After that I was awarded a metal plated name badge and instructed on how to give a proper sponge bath.
It was during one such momentous daily routine I met Peter. He walked in while I was giving his great-grandfather a sponge bath, and I loved him immediately. Peter, that is, not his great-grandfather.
And in one preposterous moment Peter loved me back.
Peter was not a Darby Avenue boy. There were no soda fountains, no polite dinners in front of prospective, eyeing in-laws, and thank heavens, no hand-me-down wedding dresses.
But there were soft breezes on the long cool porches while the old folks slept, in need of no bed changes, no baths.
There were star-lit walks, and kisses in midsummer. Gentle ripples on the pond, and sweet afternoon lunches in the back of his car on Lonely Hill.
I loved that hill.
Oh, now Mr. Graves will see he has been successful in weeding out something I once loved. But his victory shall be short lived for now I hate Lonely Hill.
Peter asked me to marry him on that hill.
I was on that hill when Peter died for some useless cause in a faraway country for some reason I never wish to remember.
And there the year stopped. The rest of them, the memories, the years—they are lost. I have forgotten why they are lost. I am sure I would not care to remember whatever else there was to remember after that. That is why I have forgotten them.
It is marvelous to never remember anything. Scads of painful problems simply disappear when you don’t remember. Wasn’t I clever to decide to forget them?
I’m not at all pleased that Mr. Graves is here instead of Peter, though.

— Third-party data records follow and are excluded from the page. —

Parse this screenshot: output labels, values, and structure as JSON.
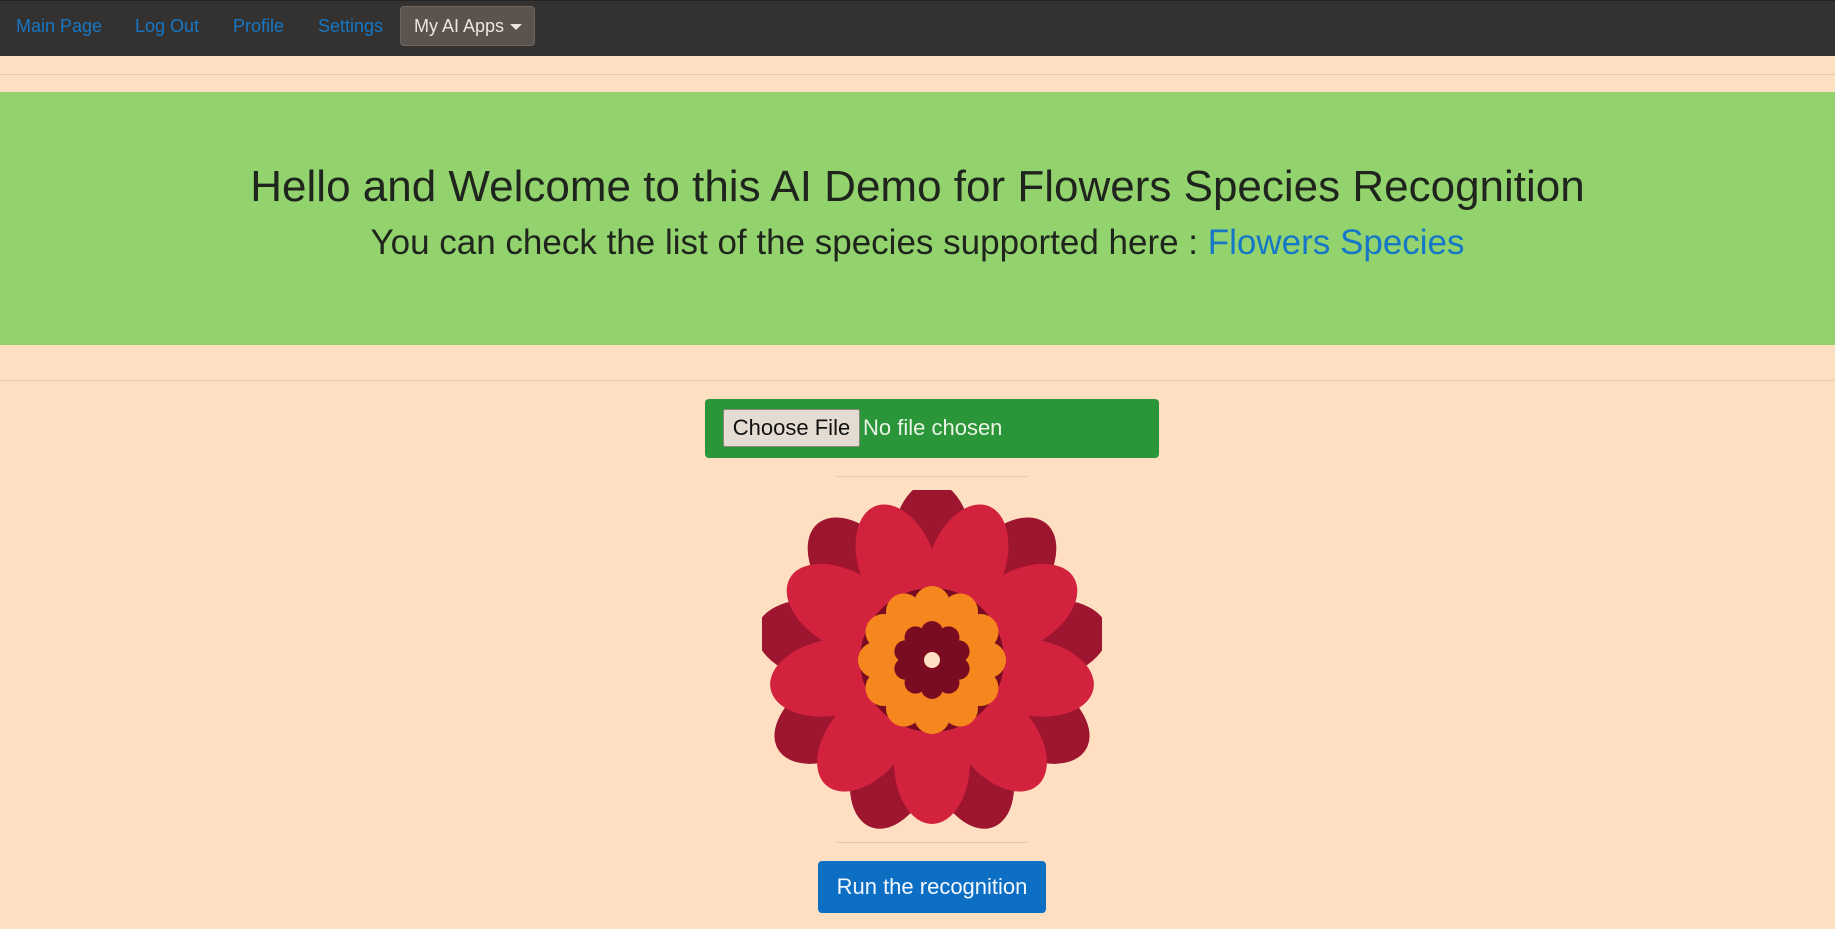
{
  "navbar": {
    "links": [
      "Main Page",
      "Log Out",
      "Profile",
      "Settings"
    ],
    "dropdown_label": "My AI Apps"
  },
  "hero": {
    "title": "Hello and Welcome to this AI Demo for Flowers Species Recognition",
    "subtitle_text": "You can check the list of the species supported here : ",
    "subtitle_link": "Flowers Species"
  },
  "upload": {
    "button_label": "Choose File",
    "status": "No file chosen"
  },
  "image": {
    "icon": "flower-icon"
  },
  "actions": {
    "run_label": "Run the recognition"
  },
  "colors": {
    "page_bg": "#ffdfc1",
    "navbar_bg": "#343231",
    "link": "#1577c6",
    "hero_bg": "#92d36e",
    "upload_bg": "#2a9639",
    "run_bg": "#0c6fc4",
    "petal_outer": "#9e1530",
    "petal_inner": "#d2223d",
    "flower_orange": "#f5871e",
    "flower_center": "#7a0c22"
  }
}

He’s explained it a good many times, but I never understand.
I do remember I once cried a lot—a long time ago. It seems to me it was important for some reason. But it is always best to forget, even if whatever you forgot was worth blubbering about.
I wish I could forget Mr. Graves.
He has just read these last few paragraphs and become so excited I was hoping the inevitable might happen to him and I might witness it.
But he is at the door now and he is saying what he always says when he leaves.
“Good night, Mama. William, say goodnight to your grandma.”
I think this will inevitably be the death of me.